School resource officers Chase Boyd and Brandon King ran toward the sound of gunfire, rounding a corner inside a Winder, Georgia, high school to find a hallway shrouded in dust and smoke – and through the haze, the silhouette of a shooter.
“The reason he is still alive is because we couldn’t see him to shoot him,” Boyd told the Barrow News-Journal of the 14-year-old accused of opening fire on September 4 at Apalachee High School, killing two students and two teachers. Seven others were wounded.
The officers’ comments to the newspaper were their first public accounting of the shooting, which authorities previously said ended with the gunman surrendering to the deputies once confronted.
“God was a huge factor that day,” King said, also nodding to the training he and Boyd had undergone prior to the shooting. “If it wasn’t for God, I wouldn’t be here today … We did what God put us here to do.”
The Barrow County Sheriff’s Office declined a CNN request to interview the deputies Thursday, saying they were unavailable.
A series of revelations in the aftermath of the shooting have raised questions about whether more could have been done to prevent it. Particular focus has been paid to the accused shooter’s father – who allegedly provided his son access to the weapon used despite knowledge of his deteriorating mental health – and his mother’s claim she called the school that morning to warn of an “extreme emergency” after receiving a concerning text message from her son. The sheriff has said there was no prior warning of a possible threat.
But the deputies and their swift response have been credited with halting the gunfire before the shooter could claim more victims. And it highlights the crucial role law enforcement can play in the early moments of a school shooting, offering a contrast to cases like the 2022 shooting at a Uvalde, Texas, elementary school, where scores of officers waited 77 minutes to confront a gunman who killed 21 people, mostly children.
“Our mindset needs to be that we will probably get shot,” Boyd told the News-Journal.
“Whether or not we die is a coin flip,” he added, “but our job is to stop the shooter from taking more lives.”

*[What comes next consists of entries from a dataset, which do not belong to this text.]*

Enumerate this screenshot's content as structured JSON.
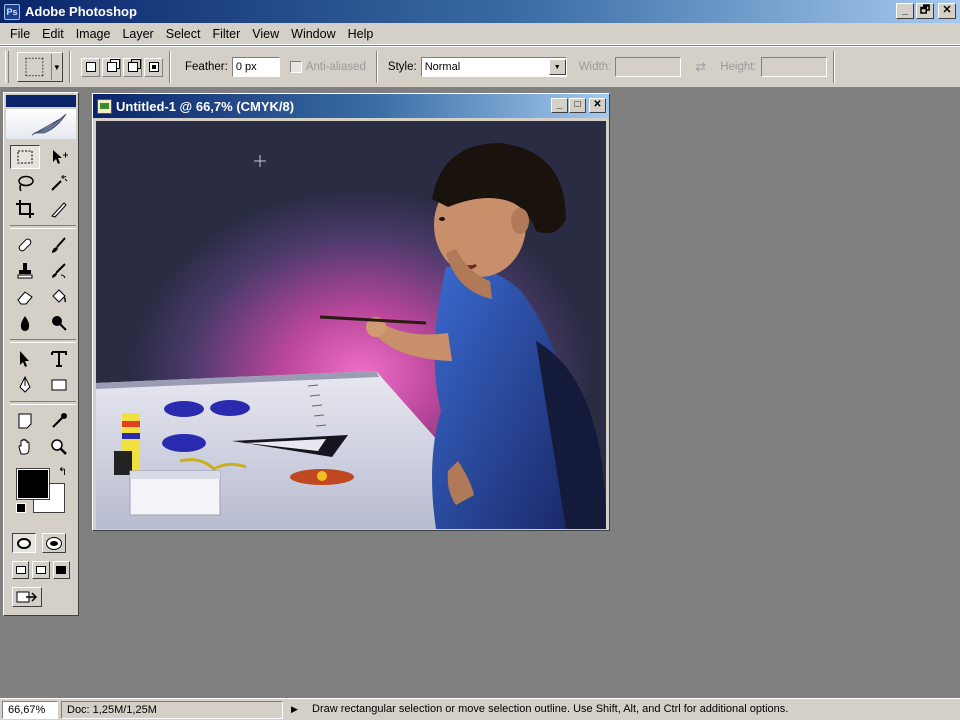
{
  "app": {
    "title": "Adobe Photoshop",
    "window_buttons": [
      "_",
      "🗗",
      "✕"
    ]
  },
  "menu": [
    "File",
    "Edit",
    "Image",
    "Layer",
    "Select",
    "Filter",
    "View",
    "Window",
    "Help"
  ],
  "options": {
    "feather_label": "Feather:",
    "feather_value": "0 px",
    "antialiased_label": "Anti-aliased",
    "style_label": "Style:",
    "style_value": "Normal",
    "width_label": "Width:",
    "height_label": "Height:",
    "width_value": "",
    "height_value": ""
  },
  "toolbox": {
    "tools": [
      "rectangular-marquee-icon",
      "move-icon",
      "lasso-icon",
      "magic-wand-icon",
      "crop-icon",
      "slice-icon",
      "healing-brush-icon",
      "brush-icon",
      "clone-stamp-icon",
      "history-brush-icon",
      "eraser-icon",
      "paint-bucket-icon",
      "blur-icon",
      "dodge-icon",
      "path-selection-icon",
      "type-icon",
      "pen-icon",
      "rectangle-shape-icon",
      "notes-icon",
      "eyedropper-icon",
      "hand-icon",
      "zoom-icon"
    ],
    "foreground_color": "#000000",
    "background_color": "#ffffff"
  },
  "document": {
    "title": "Untitled-1 @ 66,7% (CMYK/8)",
    "buttons": [
      "_",
      "□",
      "✕"
    ]
  },
  "status": {
    "zoom": "66,67%",
    "doc_info": "Doc: 1,25M/1,25M",
    "message": "Draw rectangular selection or move selection outline.  Use Shift, Alt, and Ctrl for additional options."
  },
  "colors": {
    "title_gradient_start": "#0a246a",
    "title_gradient_end": "#a6caf0",
    "workspace": "#808080",
    "chrome": "#d4d0c8"
  }
}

Barrow County Sheriff Jud Smith – who previously told CNN affiliate WANF Boyd and King were “the true heroes” – confirmed to CNN the deputies’ experience had already prompted changes to his agency’s active shooter training, inspiring the use of smoke machines to imitate a low-visibility environment.
‘We’re just ordinary people’
Boyd usually works at a different school, the News-Journal reported, but had gone to Apalachee High that morning to drop off a Bible to a student there. When the shooting started, the pair of school resource officers were in the school’s atrium talking about that evening’s Bible study, which would focus on Ephesians 6:10-18.

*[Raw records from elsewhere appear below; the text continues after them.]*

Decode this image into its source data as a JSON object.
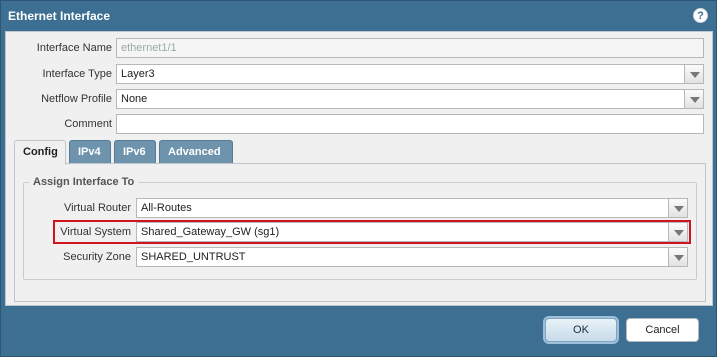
{
  "dialog": {
    "title": "Ethernet Interface",
    "help_icon": "help-icon"
  },
  "fields": {
    "interface_name": {
      "label": "Interface Name",
      "value": "ethernet1/1"
    },
    "interface_type": {
      "label": "Interface Type",
      "value": "Layer3"
    },
    "netflow_profile": {
      "label": "Netflow Profile",
      "value": "None"
    },
    "comment": {
      "label": "Comment",
      "value": ""
    }
  },
  "tabs": [
    {
      "label": "Config",
      "active": true
    },
    {
      "label": "IPv4",
      "active": false
    },
    {
      "label": "IPv6",
      "active": false
    },
    {
      "label": "Advanced",
      "active": false
    }
  ],
  "assign": {
    "legend": "Assign Interface To",
    "virtual_router": {
      "label": "Virtual Router",
      "value": "All-Routes"
    },
    "virtual_system": {
      "label": "Virtual System",
      "value": "Shared_Gateway_GW (sg1)"
    },
    "security_zone": {
      "label": "Security Zone",
      "value": "SHARED_UNTRUST"
    }
  },
  "buttons": {
    "ok": "OK",
    "cancel": "Cancel"
  },
  "colors": {
    "frame": "#3d6f92",
    "tab_inactive": "#6d93ad",
    "highlight": "#d0141e"
  }
}
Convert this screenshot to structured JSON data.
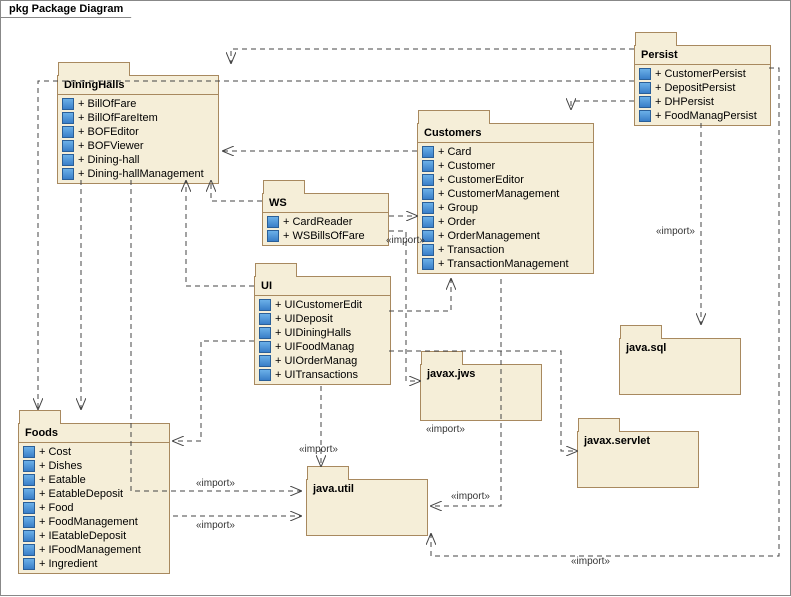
{
  "frame": {
    "title": "pkg Package Diagram"
  },
  "packages": {
    "dininghalls": {
      "name": "DiningHalls",
      "items": [
        "+ BillOfFare",
        "+ BillOfFareItem",
        "+ BOFEditor",
        "+ BOFViewer",
        "+ Dining-hall",
        "+ Dining-hallManagement"
      ]
    },
    "persist": {
      "name": "Persist",
      "items": [
        "+ CustomerPersist",
        "+ DepositPersist",
        "+ DHPersist",
        "+ FoodManagPersist"
      ]
    },
    "customers": {
      "name": "Customers",
      "items": [
        "+ Card",
        "+ Customer",
        "+ CustomerEditor",
        "+ CustomerManagement",
        "+ Group",
        "+ Order",
        "+ OrderManagement",
        "+ Transaction",
        "+ TransactionManagement"
      ]
    },
    "ws": {
      "name": "WS",
      "items": [
        "+ CardReader",
        "+ WSBillsOfFare"
      ]
    },
    "ui": {
      "name": "UI",
      "items": [
        "+ UICustomerEdit",
        "+ UIDeposit",
        "+ UIDiningHalls",
        "+ UIFoodManag",
        "+ UIOrderManag",
        "+ UITransactions"
      ]
    },
    "foods": {
      "name": "Foods",
      "items": [
        "+ Cost",
        "+ Dishes",
        "+ Eatable",
        "+ EatableDeposit",
        "+ Food",
        "+ FoodManagement",
        "+ IEatableDeposit",
        "+ IFoodManagement",
        "+ Ingredient"
      ]
    },
    "javasql": {
      "name": "java.sql"
    },
    "javaxjws": {
      "name": "javax.jws"
    },
    "javautil": {
      "name": "java.util"
    },
    "javaxservlet": {
      "name": "javax.servlet"
    }
  },
  "labels": {
    "import": "«import»"
  }
}
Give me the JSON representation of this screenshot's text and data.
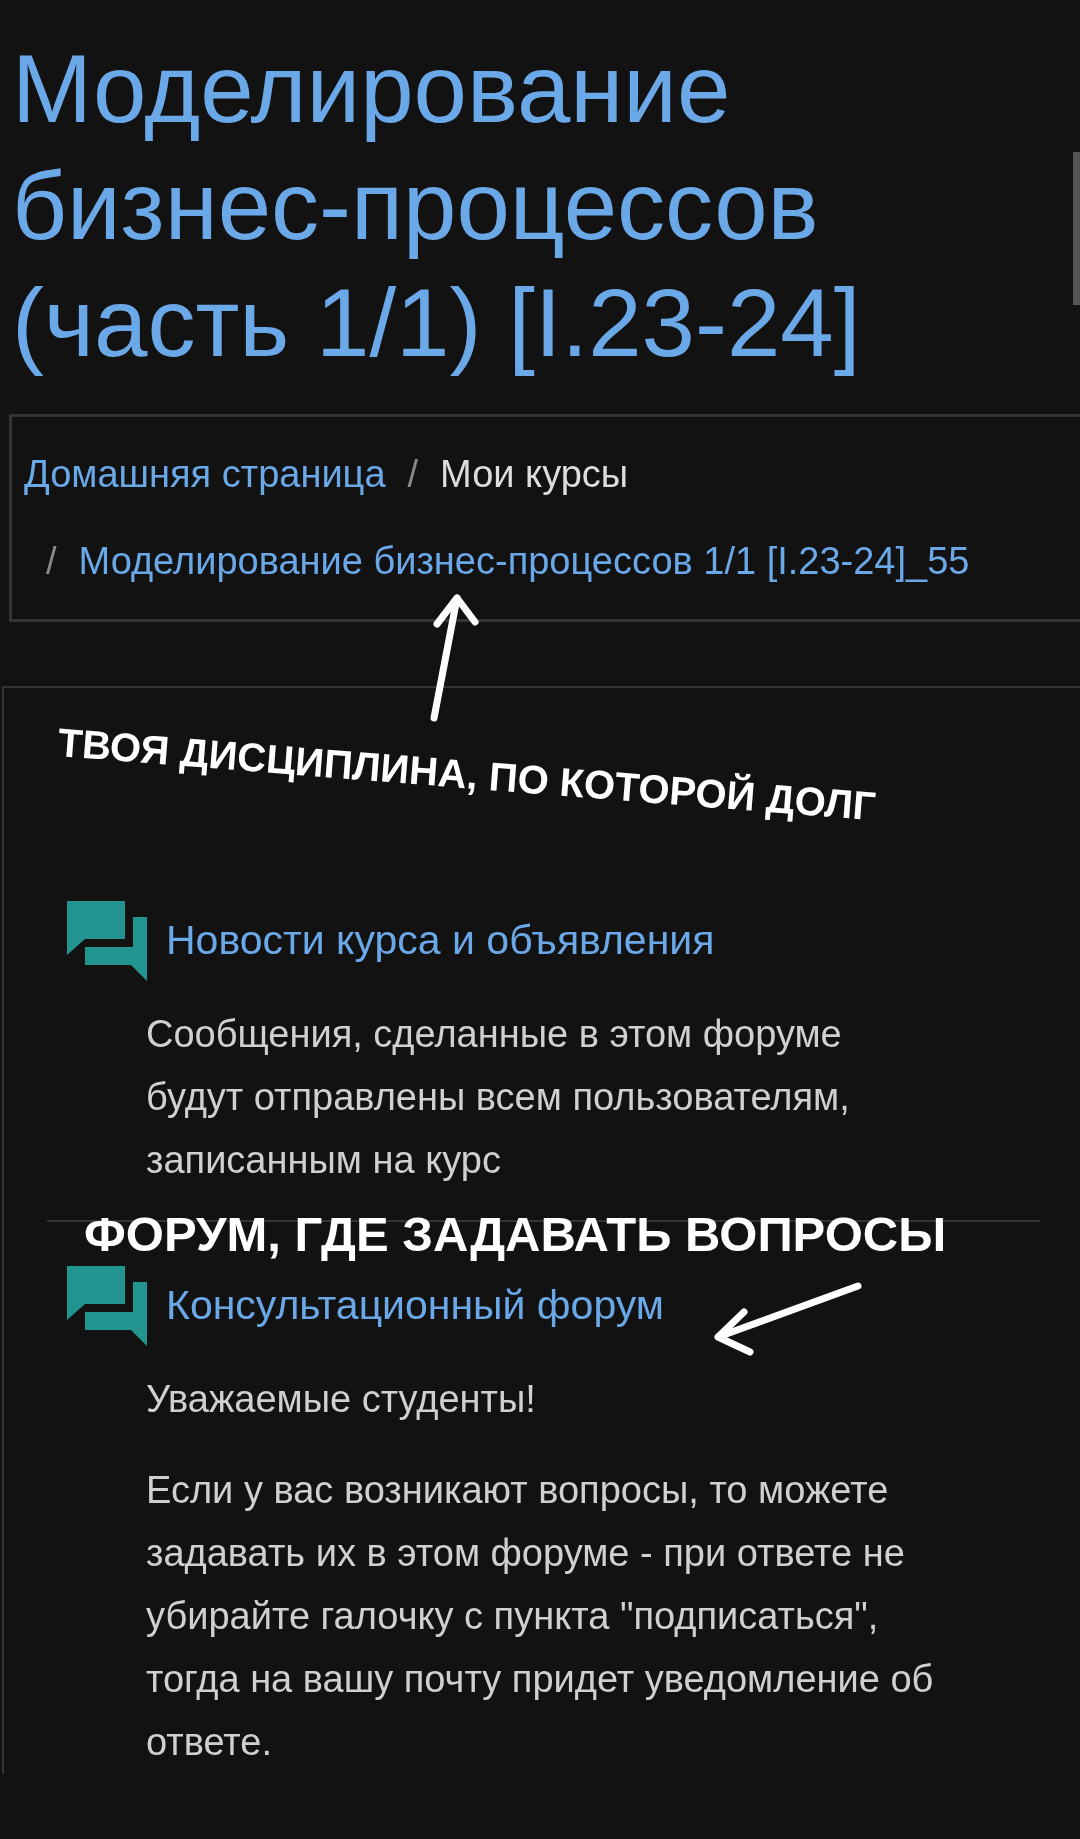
{
  "page_title": "Моделирование бизнес-процессов (часть 1/1) [I.23-24]",
  "breadcrumb": [
    {
      "label": "Домашняя страница",
      "kind": "link"
    },
    {
      "separator": "/",
      "label": "Мои курсы",
      "kind": "text"
    },
    {
      "separator": "/",
      "label": "Моделирование бизнес-процессов 1/1 [I.23-24]_55",
      "kind": "link"
    }
  ],
  "annotations": [
    {
      "text": "ТВОЯ ДИСЦИПЛИНА, ПО КОТОРОЙ ДОЛГ"
    },
    {
      "text": "ФОРУМ, ГДЕ ЗАДАВАТЬ ВОПРОСЫ"
    }
  ],
  "activities": [
    {
      "title": "Новости курса и объявления",
      "description": [
        "Сообщения, сделанные в этом форуме будут отправлены всем пользователям, записанным на курс"
      ]
    },
    {
      "title": "Консультационный форум",
      "description": [
        "Уважаемые студенты!",
        "Если у вас возникают вопросы, то можете задавать их в этом форуме - при ответе не убирайте галочку с пункта \"подписаться\", тогда на вашу почту придет уведомление об ответе."
      ]
    }
  ]
}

The first two verses of one translation read:
When the gunfire erupted, it sounded “like a muffled snare drum” because of the way the sound traveled through the school’s hallways, Boyd said. Several teachers, he said, had mistakenly believed the sound of gunfire was students kicking lockers.
The two deputies ran toward the sound, they told the newspaper. “It wasn’t until we kept getting closer, then it started registering more like the sound of gunfire,” said King.
The News-Journal reported it took just one verbal command for the shooter to surrender, dropping the AR-style rifle investigators said he’d concealed in his backpack that morning. The Georgia Bureau of Investigation has said the gunman was apprehended at 10:26 a.m. – several minutes after law enforcement received the first reports of an active shooter.
“My personal belief is whatever demon or whatever was in that kid to make him do pure evil … left when God rounded that corner,” Boyd told the News-Journal.
“We’re just ordinary people,” Boyd said. “Throughout scripture, you can see where God uses ordinary people to do extraordinary things.”
The deputies have since been working to comfort the school community still reeling from the shooting eight weeks later, and to assure them of their safety.
“We want to help give comfort to the students and staff that they’re as safe as they can possibly be with us here,” King told the newspaper.
“We want everyone to know how quickly we reacted — not for recognition, but for their peace of mind,” he added. “It wasn’t hours or minutes. It was seconds.”